I'm going to change the data in the example you provided.
df = pl.DataFrame(
{
"a": [11, 10, 10, 10, 9, 8, 8, 8, 8, 8, 15, 15, 15],
"b": [11, 9, 9, 9, 9, 9, 10, 8, 8, 10, 11, 11, 15],
}
)
print(df)
shape: (13, 2)
┌─────┬─────┐
│ a ┆ b │
│ --- ┆ --- │
│ i64 ┆ i64 │
╞═════╪═════╡
│ 11 ┆ 11 │
│ 10 ┆ 9 │
│ 10 ┆ 9 │
│ 10 ┆ 9 │
│ 9 ┆ 9 │
│ 8 ┆ 9 │
│ 8 ┆ 10 │
│ 8 ┆ 8 │
│ 8 ┆ 8 │
│ 8 ┆ 10 │
│ 15 ┆ 11 │
│ 15 ┆ 11 │
│ 15 ┆ 15 │
└─────┴─────┘
Notice the cases where the two columns are the same. Your post didn't address what to do in these cases, so I made some assumptions as to what should happen. (You can adapt the code to handle those cases differently.)
df = (
df
.with_columns((pl.col("a") - pl.col("b")).sign().alias("sign_a_minus_b"))
.with_columns(
pl.when(pl.col("sign_a_minus_b") == 0)
.then(None)
.otherwise(pl.col("sign_a_minus_b"))
.forward_fill()
.alias("run_type")
)
.with_columns(
(pl.col("run_type") != pl.col("run_type").shift(1, fill_value=0))
.cum_sum()
.alias("run_id")
)
.with_columns(pl.col("sign_a_minus_b").cum_sum().over("run_id").alias("result"))
)
print(df)
shape: (13, 6)
┌─────┬─────┬────────────────┬──────────┬────────┬────────┐
│ a ┆ b ┆ sign_a_minus_b ┆ run_type ┆ run_id ┆ result │
│ --- ┆ --- ┆ --- ┆ --- ┆ --- ┆ --- │
│ i64 ┆ i64 ┆ i64 ┆ i64 ┆ u32 ┆ i64 │
╞═════╪═════╪════════════════╪══════════╪════════╪════════╡
│ 11 ┆ 11 ┆ 0 ┆ null ┆ null ┆ 0 │
│ 10 ┆ 9 ┆ 1 ┆ 1 ┆ null ┆ 1 │
│ 10 ┆ 9 ┆ 1 ┆ 1 ┆ 0 ┆ 1 │
│ 10 ┆ 9 ┆ 1 ┆ 1 ┆ 0 ┆ 2 │
│ 9 ┆ 9 ┆ 0 ┆ 1 ┆ 0 ┆ 2 │
│ 8 ┆ 9 ┆ -1 ┆ -1 ┆ 1 ┆ -1 │
│ 8 ┆ 10 ┆ -1 ┆ -1 ┆ 1 ┆ -2 │
│ 8 ┆ 8 ┆ 0 ┆ -1 ┆ 1 ┆ -2 │
│ 8 ┆ 8 ┆ 0 ┆ -1 ┆ 1 ┆ -2 │
│ 8 ┆ 10 ┆ -1 ┆ -1 ┆ 1 ┆ -3 │
│ 15 ┆ 11 ┆ 1 ┆ 1 ┆ 2 ┆ 1 │
│ 15 ┆ 11 ┆ 1 ┆ 1 ┆ 2 ┆ 2 │
│ 15 ┆ 15 ┆ 0 ┆ 1 ┆ 2 ┆ 2 │
└─────┴─────┴────────────────┴──────────┴────────┴────────┘
I've left the intermediate calculations in the output, merely to show how the algorithm works. (You can drop them.)
The basic idea is to calculate a run_id
for each run of positive or negative values.
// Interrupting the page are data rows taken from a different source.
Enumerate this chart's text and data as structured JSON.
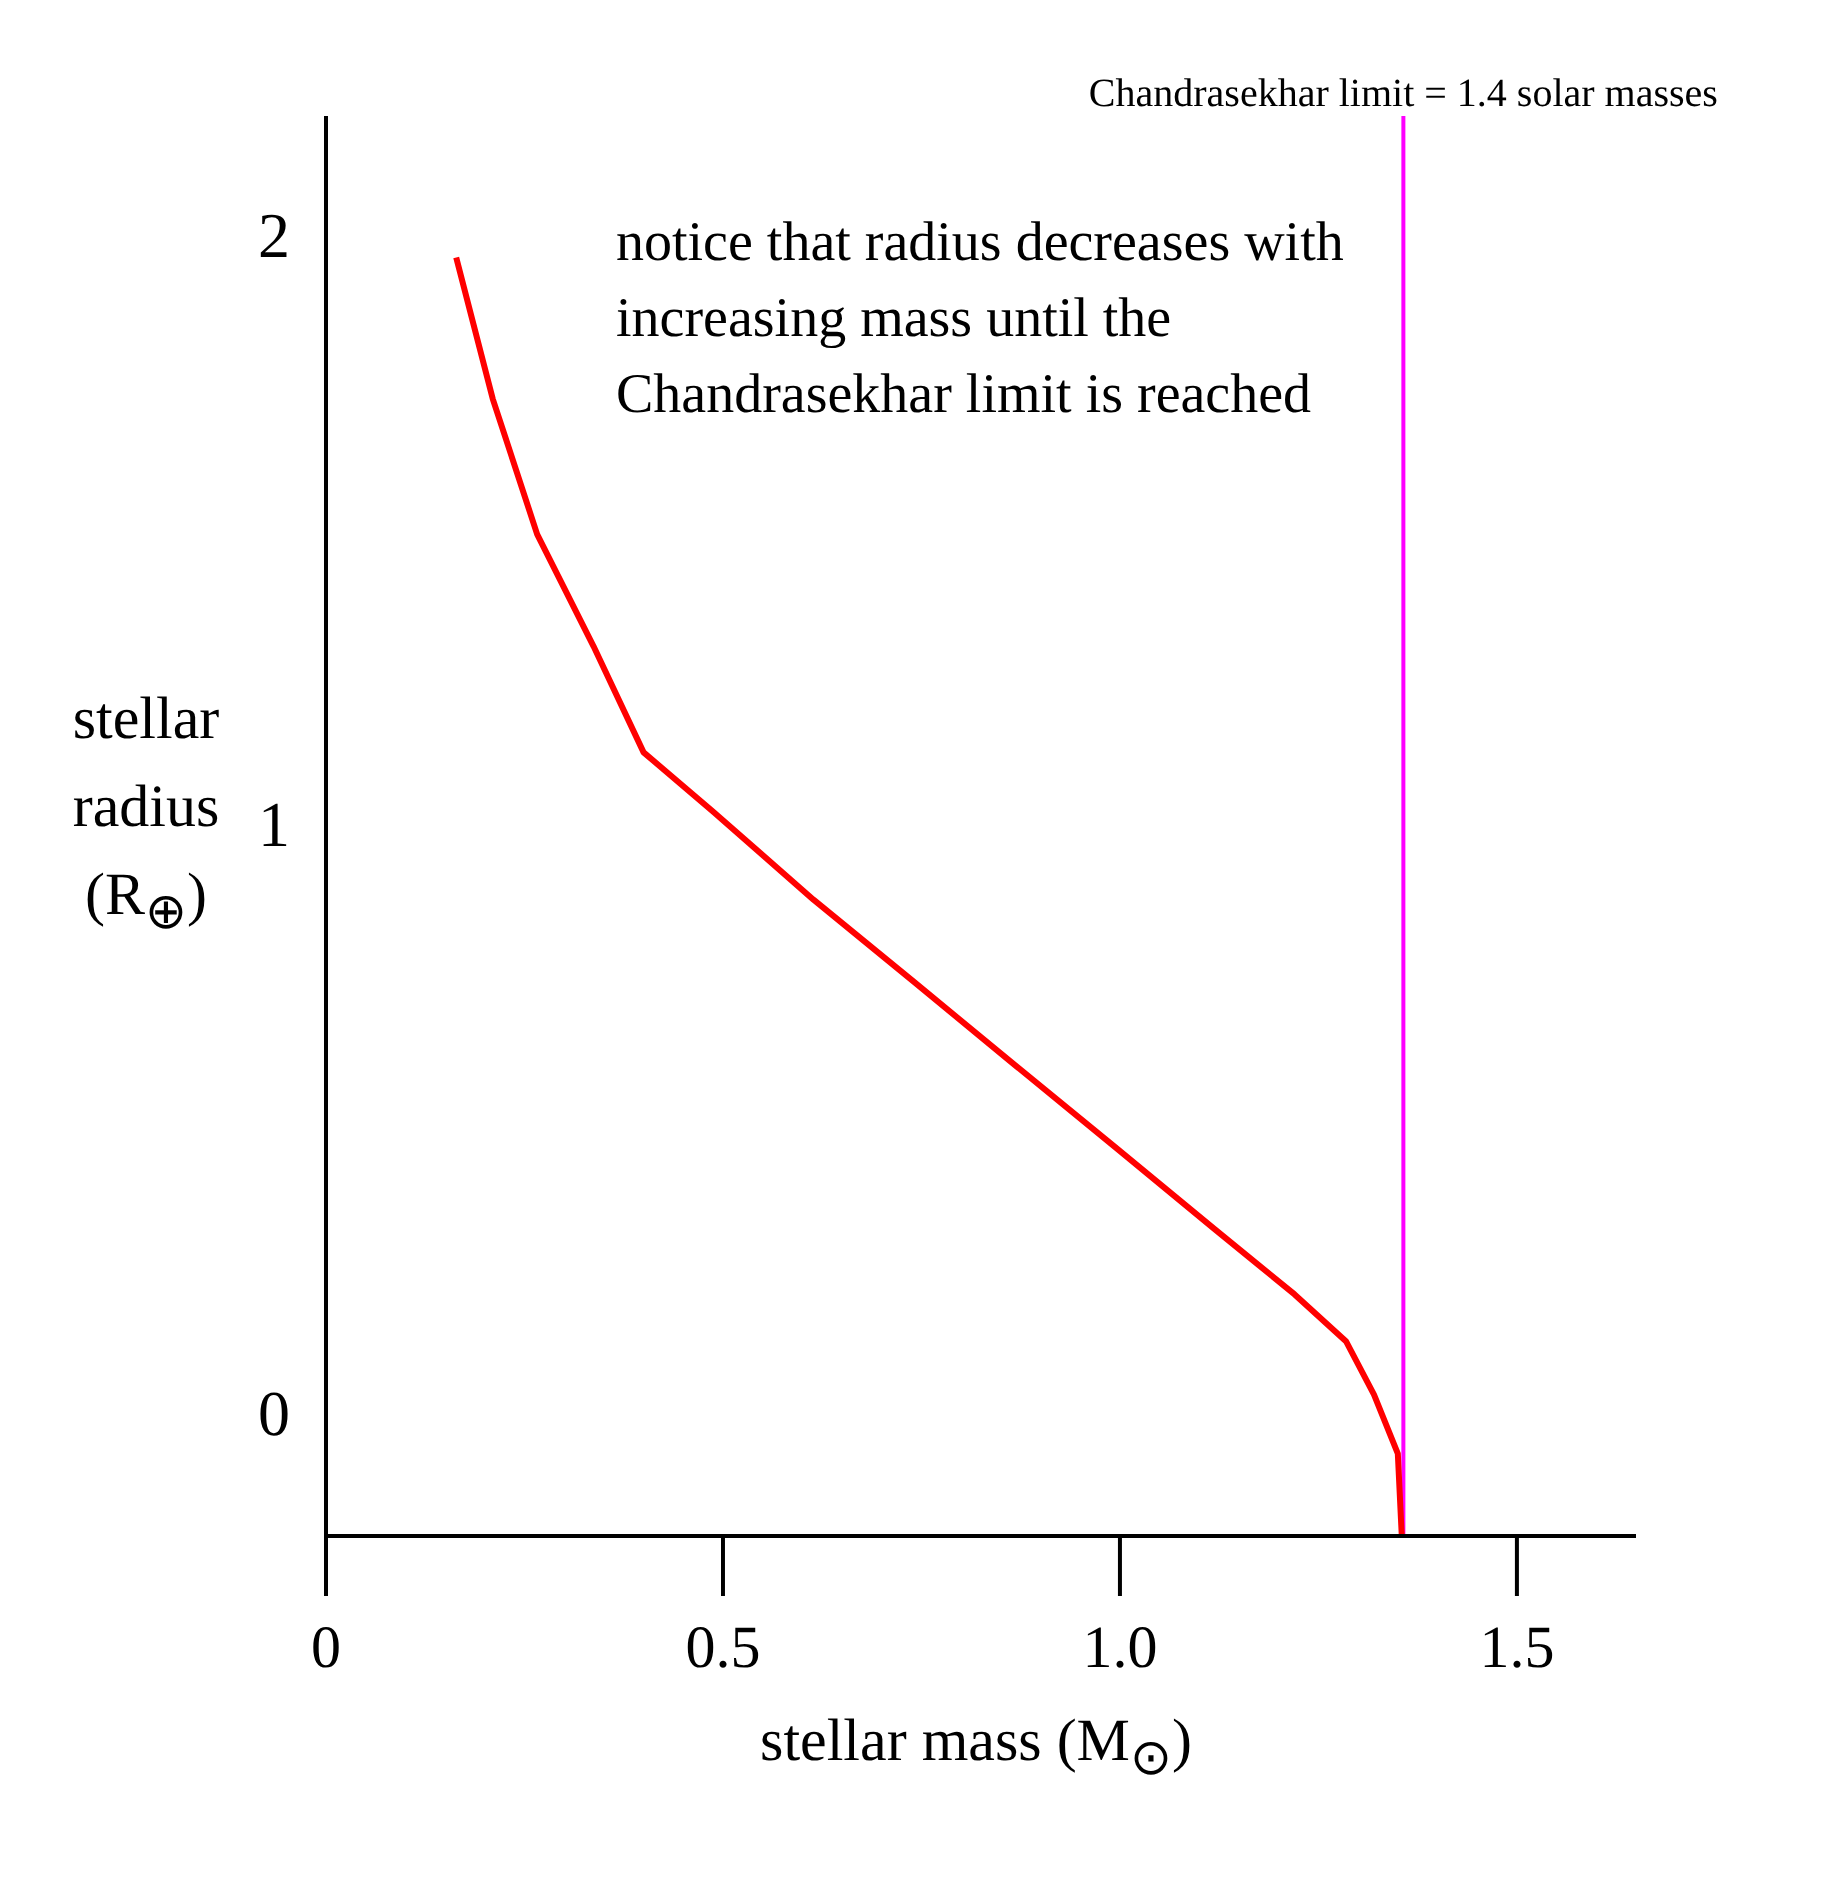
{
  "chart_data": {
    "type": "line",
    "xlabel": "stellar mass (M$_{⊙}$)",
    "ylabel": "stellar radius (R$_{⊕}$)",
    "annotations": [
      "notice that radius decreases with increasing mass until the Chandrasekhar limit is reached"
    ],
    "x": [
      0.164,
      0.21,
      0.266,
      0.337,
      0.4,
      0.487,
      0.614,
      0.741,
      0.867,
      0.994,
      1.12,
      1.22,
      1.285,
      1.32,
      1.35,
      1.355
    ],
    "series": [
      {
        "color": "#ff0000",
        "values": [
          1.96,
          1.72,
          1.49,
          1.3,
          1.12,
          1.02,
          0.87,
          0.73,
          0.59,
          0.45,
          0.31,
          0.2,
          0.12,
          0.03,
          -0.07,
          -0.21
        ]
      }
    ],
    "xlim": [
      0,
      1.65
    ],
    "ylim": [
      -0.21,
      2.2
    ],
    "xticks": [
      {
        "value": 0,
        "label": "0"
      },
      {
        "value": 0.5,
        "label": "0.5"
      },
      {
        "value": 1,
        "label": "1.0"
      },
      {
        "value": 1.5,
        "label": "1.5"
      }
    ],
    "yticks": [
      0,
      1,
      2
    ],
    "ref_lines": [
      {
        "axis": "x",
        "value": 1.357,
        "label": "Chandrasekhar limit = 1.4 solar masses",
        "color": "#ff00ff"
      }
    ],
    "grid": false,
    "marker": "none",
    "line_style": "solid"
  }
}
We will then use the cumsum
function and the over
windowing expression to create a running count of positives/negatives over each run_id
.
Key assumption: ties in columns a
and b
do not interrupt a run, but they do not contribute to the total for that run of positive/negative values.
sign_a_minus_b
does two things: it identifies whether a run is positive/negative, and whether there is a tie in columns a
and b
.
run_type
extends any run to include any cases where a tie occurs in columns a
and b
. The null
value at the top of the column was intended - it shows what happens when a tie occurs in the first row.
result
is the output column. Note that tied columns do not interrupt a run, but they don't contribute to the totals for that run.
One final note: if ties in columns a
and b
are not allowed, then this algorithm can be simplified ... and run faster.